Dans l’ombre de ses barriques à poissons, Morane fit la grimace.

« Il serait temps de prendre le large, pensa-t-il. Avant longtemps, ces deux fleurs de potence seront à nouveau d’accord, et notre situation deviendra impossible. »

Sans attendre davantage, Morane se glissa le long du bordage, pour refaire, en sens inverse, le chemin qui, peu dc temps auparavant, l’avait mené du pont du Mégophias à celui de la jonque.

 

 

Aux aguets derrière la porte de la cabine, le professeur Frost attendait, attentif au moindre bruit. Cela faisait un moment déjà que Morane était parti, et l’inquiétude commençait à gagner le savant. Brusquement, trois petits coups furent frappés au battant ; en même temps, une voix connue disait :

— C’est Bob, professeur. Ouvrez-moi.

Frost fit jouer le verrou, entrebâilla la porte, et Morane se glissa dans la cabine. En peu de mots, il mit le paléontologiste au courant de ses découvertes.

— Lemontov, hein ? fit Frost quand Bob eut terminé.

S’il s’était présenté à moi sous son véritable nom et comme ancien complice d’un pirate, il aurait assurément éveillé ma méfiance, et cela malgré la dent du Mosasaure géant.
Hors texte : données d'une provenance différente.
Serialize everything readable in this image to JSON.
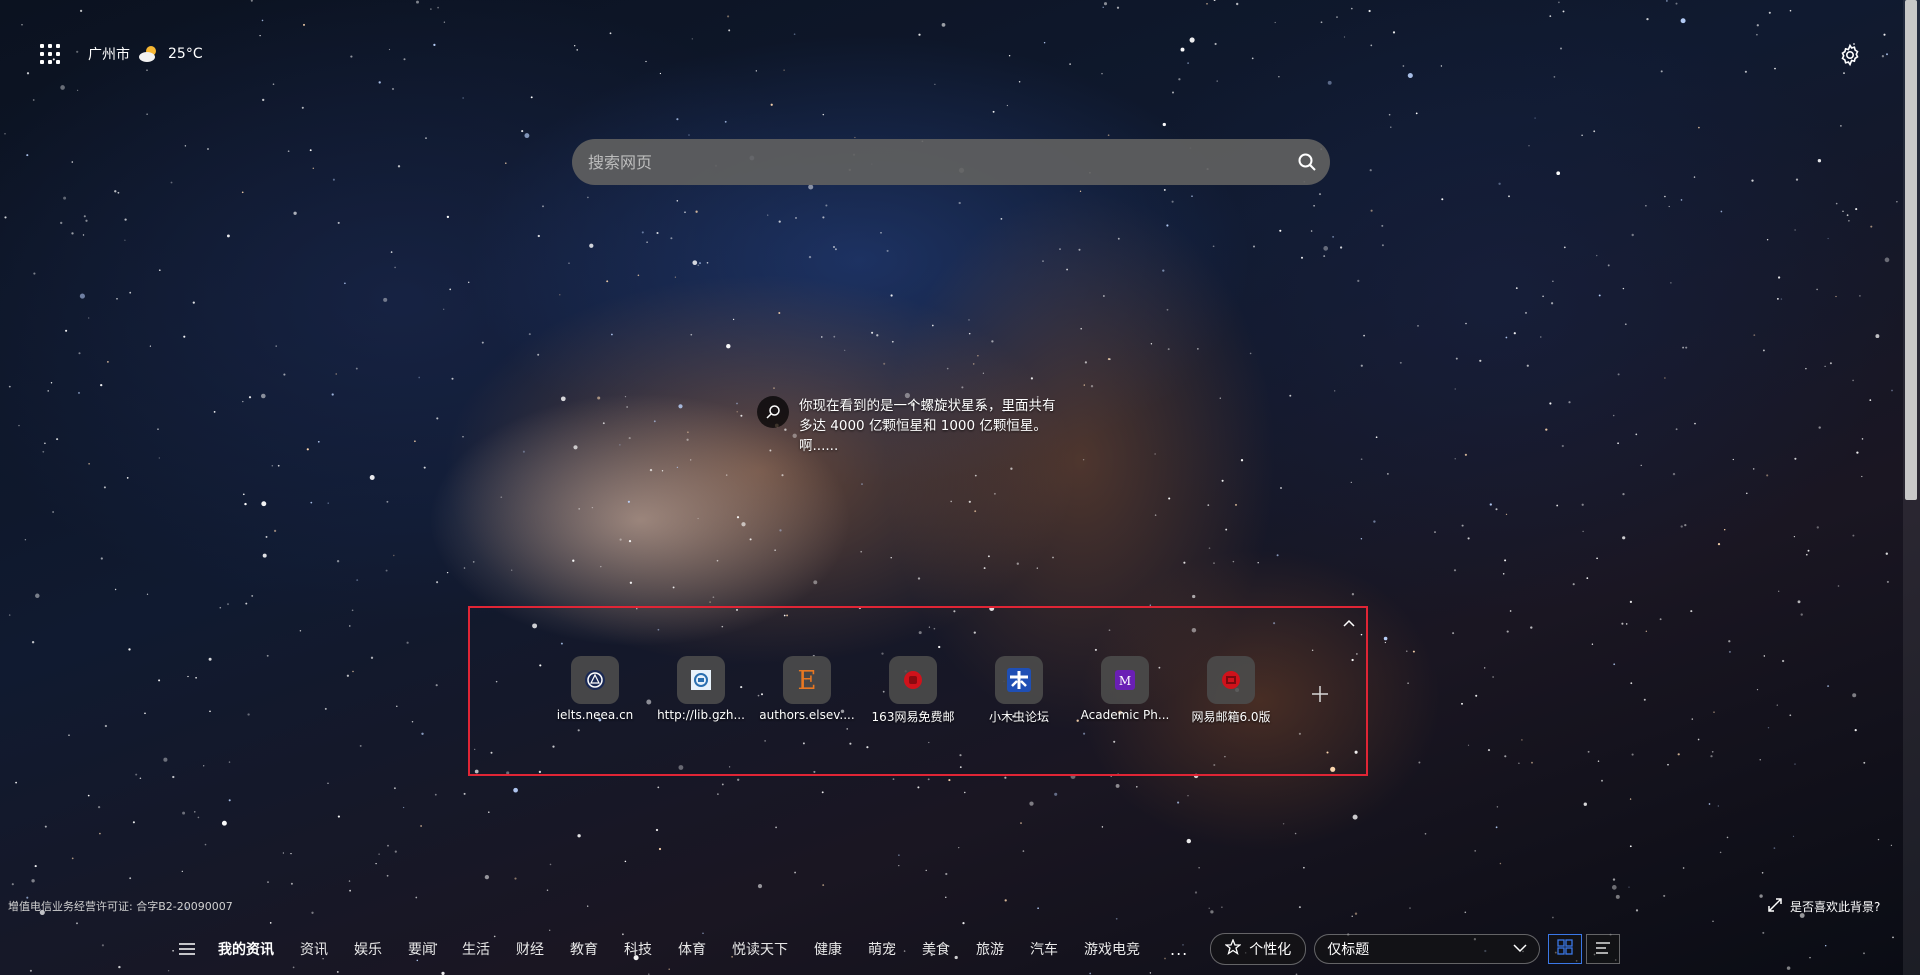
{
  "topbar": {
    "apps_icon": "grid-apps-icon",
    "city": "广州市",
    "weather_icon": "partly-cloudy-icon",
    "temperature": "25°C",
    "settings_icon": "gear-icon"
  },
  "search": {
    "placeholder": "搜索网页",
    "icon": "search-icon"
  },
  "caption": {
    "text": "你现在看到的是一个螺旋状星系，里面共有多达 4000 亿颗恒星和 1000 亿颗恒星。啊......"
  },
  "quick_links": [
    {
      "label": "ielts.neea.cn",
      "icon": "ielts-icon"
    },
    {
      "label": "http://lib.gzh...",
      "icon": "library-icon"
    },
    {
      "label": "authors.elsev....",
      "icon": "elsevier-icon"
    },
    {
      "label": "163网易免费邮",
      "icon": "netease-mail-icon"
    },
    {
      "label": "小木虫论坛",
      "icon": "muchong-icon"
    },
    {
      "label": "Academic Ph...",
      "icon": "academic-icon"
    },
    {
      "label": "网易邮箱6.0版",
      "icon": "netease-mail-6-icon"
    }
  ],
  "colors": {
    "highlight_border": "#e02535",
    "accent_blue": "#3b78e7"
  },
  "footer": {
    "license": "增值电信业务经营许可证: 合字B2-20090007",
    "bg_feedback": "是否喜欢此背景?"
  },
  "nav": {
    "items": [
      "我的资讯",
      "资讯",
      "娱乐",
      "要闻",
      "生活",
      "财经",
      "教育",
      "科技",
      "体育",
      "悦读天下",
      "健康",
      "萌宠",
      "美食",
      "旅游",
      "汽车",
      "游戏电竞"
    ],
    "more": "...",
    "personalize": "个性化",
    "layout_select": "仅标题"
  }
}
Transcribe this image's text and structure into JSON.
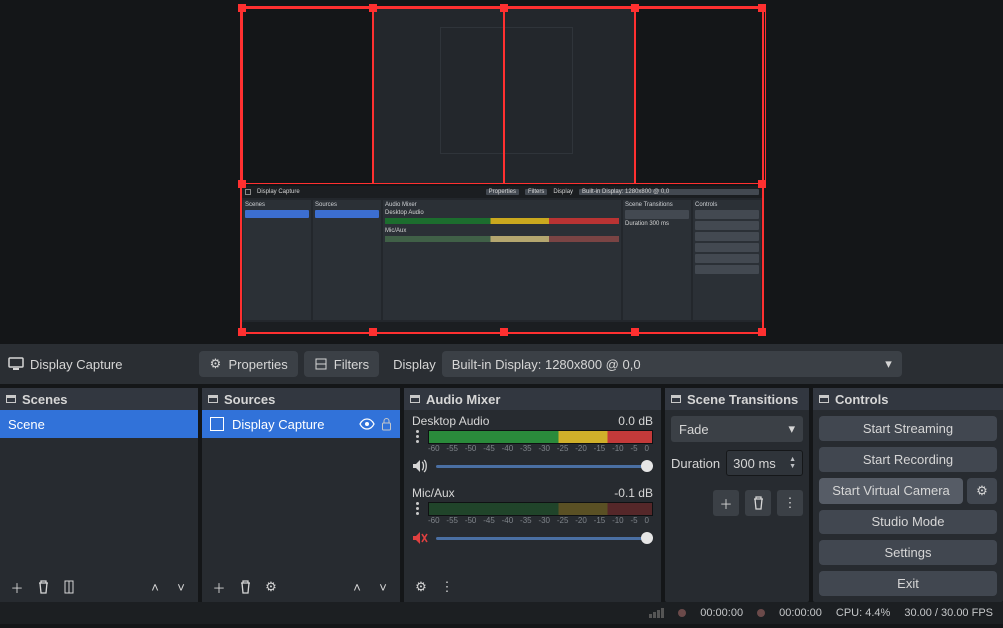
{
  "source_bar": {
    "sel_name_icon": "monitor-icon",
    "sel_name": "Display Capture",
    "props": "Properties",
    "filters": "Filters",
    "disp_label": "Display",
    "disp_value": "Built-in Display: 1280x800 @ 0,0"
  },
  "panels": {
    "scenes": {
      "title": "Scenes",
      "items": [
        "Scene"
      ]
    },
    "sources": {
      "title": "Sources",
      "items": [
        "Display Capture"
      ]
    },
    "mixer": {
      "title": "Audio Mixer",
      "channels": [
        {
          "name": "Desktop Audio",
          "db": "0.0 dB",
          "muted": false
        },
        {
          "name": "Mic/Aux",
          "db": "-0.1 dB",
          "muted": true
        }
      ],
      "tick_labels": [
        "-60",
        "-55",
        "-50",
        "-45",
        "-40",
        "-35",
        "-30",
        "-25",
        "-20",
        "-15",
        "-10",
        "-5",
        "0"
      ]
    },
    "transitions": {
      "title": "Scene Transitions",
      "current": "Fade",
      "duration_label": "Duration",
      "duration_value": "300 ms"
    },
    "controls": {
      "title": "Controls",
      "buttons": {
        "stream": "Start Streaming",
        "record": "Start Recording",
        "vcam": "Start Virtual Camera",
        "studio": "Studio Mode",
        "settings": "Settings",
        "exit": "Exit"
      }
    }
  },
  "status": {
    "time_a": "00:00:00",
    "time_b": "00:00:00",
    "cpu": "CPU: 4.4%",
    "fps": "30.00 / 30.00 FPS"
  }
}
Au contraire, en prenant une fausse identité et en créant le personnage d’Aloïus Lensky, prisonnier politique, il a réussi à gagner ma confiance. Reste à savoir quels buts il poursuivait exactement.

Morane haussa les épaules.

— Ce qui importe pour le moment, fit-il, c’est de quitter le Mégophias. Nous allons réunir des vivres, des armes, des munitions et nous embarquer dans l’un des canots à moteur suspendus à l’arrière du yacht. De cette façon, nous ne courrons pas trop de risques d’être aperçus par les deux Chinois de la passerelle. Une fois à la mer, nous nous éloignerons à la rame. Ensuite, nous mettrons le moteur en marche et tenterons de gagner un quelconque port de l’Alaska, où nous avertirons aussitôt les autorités.

Longuement, le professeur Frost parut réfléchir. Selon toute évidence, il ne parvenait pas à se résoudre à abandonner le Mégophias. Pourtant, Morane finit par le convaincre.

— Jusqu’ici, nous avons été « oubliés », fit-il remarquer. Les Chinois qui ont tenté de pénétrer dans la cabine ont cru que celle-ci était vide et n’ont guère insisté. Quant à Lemontov, puisque c’est là le vrai nom de notre ami, il n’a tout d’abord pas révélé notre présence, se disant que, si les choses tournaient mal, il gardait une chance de s’en tirer, étant donné que nous sommes libres et capables de venir à son secours. À présent au contraire, si comme je le crois il parvient à s’entendre avec son ancien complice, il s’empressera de nous trahir. Entre nous, professeur, je préfère ne pas tomber entre les mains de Li-Chui-Shan.

Soudain, Frost parut se décider.

— Vous avez raison, Bob, dit-il. Il nous faut partir au plus vite.

Quelques minutes plus tard, les deux hommes, chargés de vivres et de munitions, se hissaient dans l’un des grands canots de l’arrière. Les poulies des palans étaient parfaitement huilées et pas un seul grincement ne se fit entendre quand l’embarcation descendit le long de la coque du yacht. La mer était calme et ils touchèrent l’eau sans heurt. Morane largua les amarres retenant encore le canot aux potences. Lentement, le Mégophias, toujours remorqué par la jonque de Li-Chui-Shan, s’éloigna. Alors, Bob saisit les avirons, les passa dans les taquets et se mit à ramer lentement.